Health & Medical Kidney & Urinary System

Drug Insight: Emerging Therapies for Amyloidosis

Drug Insight: Emerging Therapies for Amyloidosis
Amyloidosis is a clinical disorder caused by extracellular deposition of proteins that are normally soluble as insoluble, abnormal fibrils that impair organ function. More than 20 unrelated proteins can form amyloid fibrils in vivo. All fibrils share cross-β core structure and pathognomonic red-green birefringence when viewed under cross-polarized light after staining with Congo red. Amyloidosis can be acquired or hereditary, localized or systemic, and is classified according to the fibril precursor protein. Local amyloid deposition occurs in the brain in Alzheimer's disease and in the pancreas in maturity-onset diabetes, but a direct role in the pathogenesis of these diseases remains unproven. Systemic amyloidosis, with amyloid deposits in the viscera, blood vessel walls and connective tissues, is usually fatal and is the cause of about one death per thousand in developed countries. Recent elucidation of fundamental aspects of the pathogenesis of amyloidosis, and developments in diagnosis and monitoring of this disorder have greatly improved outcome for patients. Several exciting novel therapeutic strategies, reviewed in this article, are in development. These include interference with different stages of fibrillogenesis and enhancement of clearance of amyloid deposits.

Amyloidosis is a disorder of protein folding in which normally soluble proteins are deposited as insoluble fibrils that have a characteristic, highly ordered abnormal conformation that progressively disrupts tissue structure and impairs function. Some 20 different unrelated proteins can form amyloid in vivo, and clinical amyloidosis is classified according to the fibril protein type ( Table 1 ).
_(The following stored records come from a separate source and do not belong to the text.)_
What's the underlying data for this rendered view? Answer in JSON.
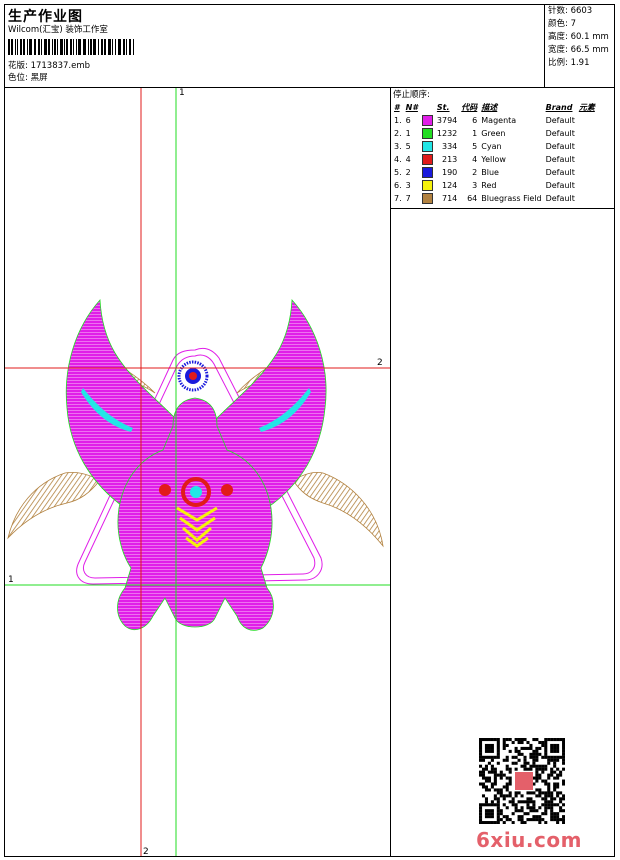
{
  "header": {
    "title": "生产作业图",
    "company": "Wilcom(汇宝) 装饰工作室",
    "design_file": "花版: 1713837.emb",
    "color_scheme": "色位: 黑屏"
  },
  "stats": [
    "针数: 6603",
    "颜色: 7",
    "高度: 60.1 mm",
    "宽度: 66.5 mm",
    "比例: 1.91"
  ],
  "stop_sequence": {
    "heading": "停止顺序:",
    "columns": [
      "#",
      "N#",
      "St.",
      "代码",
      "描述",
      "Brand",
      "元素"
    ],
    "rows": [
      {
        "idx": "1.",
        "n": "6",
        "color": "#e01ee8",
        "st": "3794",
        "code": "6",
        "desc": "Magenta",
        "brand": "Default"
      },
      {
        "idx": "2.",
        "n": "1",
        "color": "#22dd22",
        "st": "1232",
        "code": "1",
        "desc": "Green",
        "brand": "Default"
      },
      {
        "idx": "3.",
        "n": "5",
        "color": "#22e6e6",
        "st": "334",
        "code": "5",
        "desc": "Cyan",
        "brand": "Default"
      },
      {
        "idx": "4.",
        "n": "4",
        "color": "#e11b1b",
        "st": "213",
        "code": "4",
        "desc": "Yellow",
        "brand": "Default"
      },
      {
        "idx": "5.",
        "n": "2",
        "color": "#1a1adc",
        "st": "190",
        "code": "2",
        "desc": "Blue",
        "brand": "Default"
      },
      {
        "idx": "6.",
        "n": "3",
        "color": "#f5f10c",
        "st": "124",
        "code": "3",
        "desc": "Red",
        "brand": "Default"
      },
      {
        "idx": "7.",
        "n": "7",
        "color": "#b28240",
        "st": "714",
        "code": "64",
        "desc": "Bluegrass Field",
        "brand": "Default"
      }
    ]
  },
  "guides": {
    "green_v_top": "1",
    "red_h_right": "2",
    "green_h_left": "1",
    "red_v_bottom": "2"
  },
  "watermark": {
    "brand": "6xiu.com"
  },
  "colors": {
    "magenta": "#e01ee8",
    "green": "#22dd22",
    "cyan": "#22e6e6",
    "red": "#e11b1b",
    "blue": "#1a1adc",
    "yellow": "#f5f10c",
    "brown": "#b28240",
    "watermark": "#e4606a"
  }
}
Amyloid deposition can be systemic or localized, and life-threatening or merely an incidental finding. Systemic amyloidosis, in which deposits can occur in any organ except the brain, remains potentially fatal despite increasingly effective treatment of conditions that underlie amyloid deposition and improvements in organ-specific supportive measures. Localized amyloidosis, in which deposits are confined to specific foci or to a particular organ or tissue, is often clinically silent but can be associated with serious disease, such as hemorrhage in local respiratory or urogenital tract AL amyloid.
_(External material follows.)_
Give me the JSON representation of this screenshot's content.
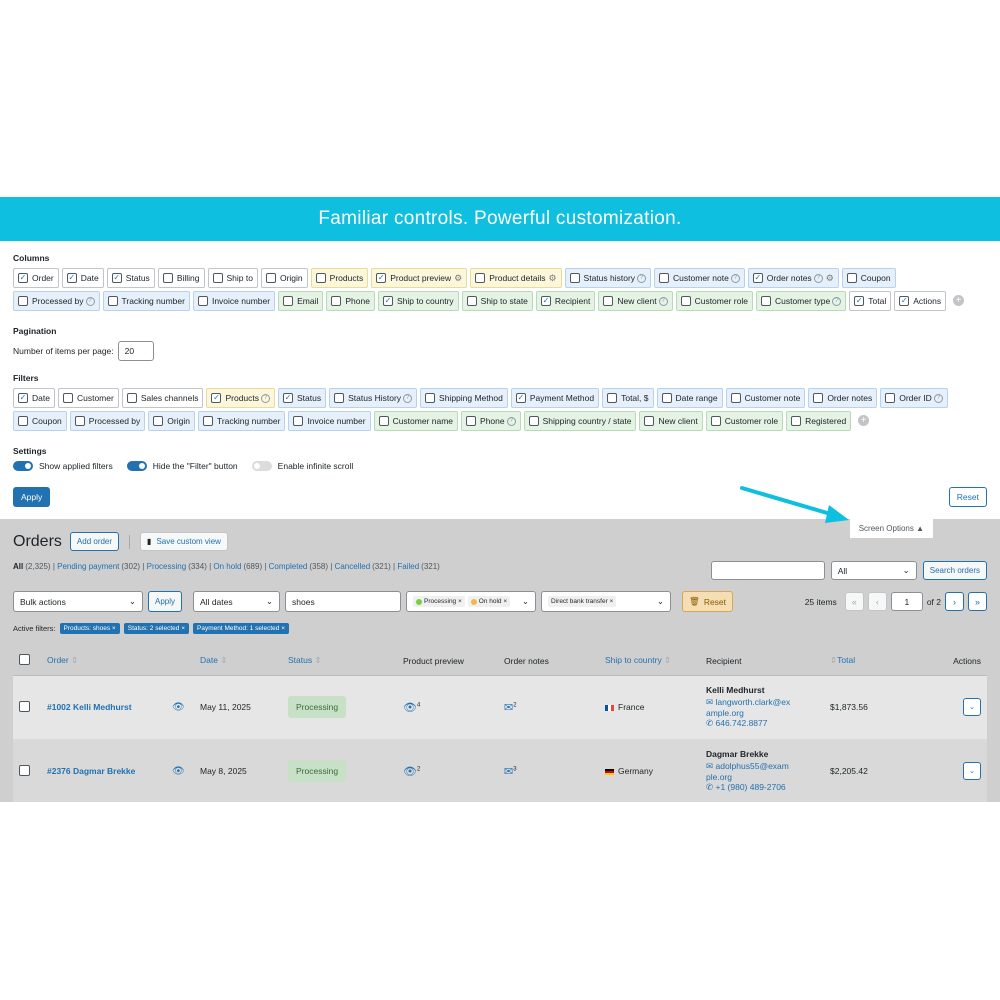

Local amyloid deposits are also hallmark pathological features of Alzheimer's disease, type 2 diabetes mellitus and prion disorders in which the pathogenetic role of the amyloid remains unclear. Although these conditions will not be discussed in detail in this Review, it should be noted that emerging therapeutic strategies for systemic amyloidosis aimed at inhibiting amyloid fibrillogenesis, promoting regression of amyloid deposits, or both, might also be applicable to these diseases.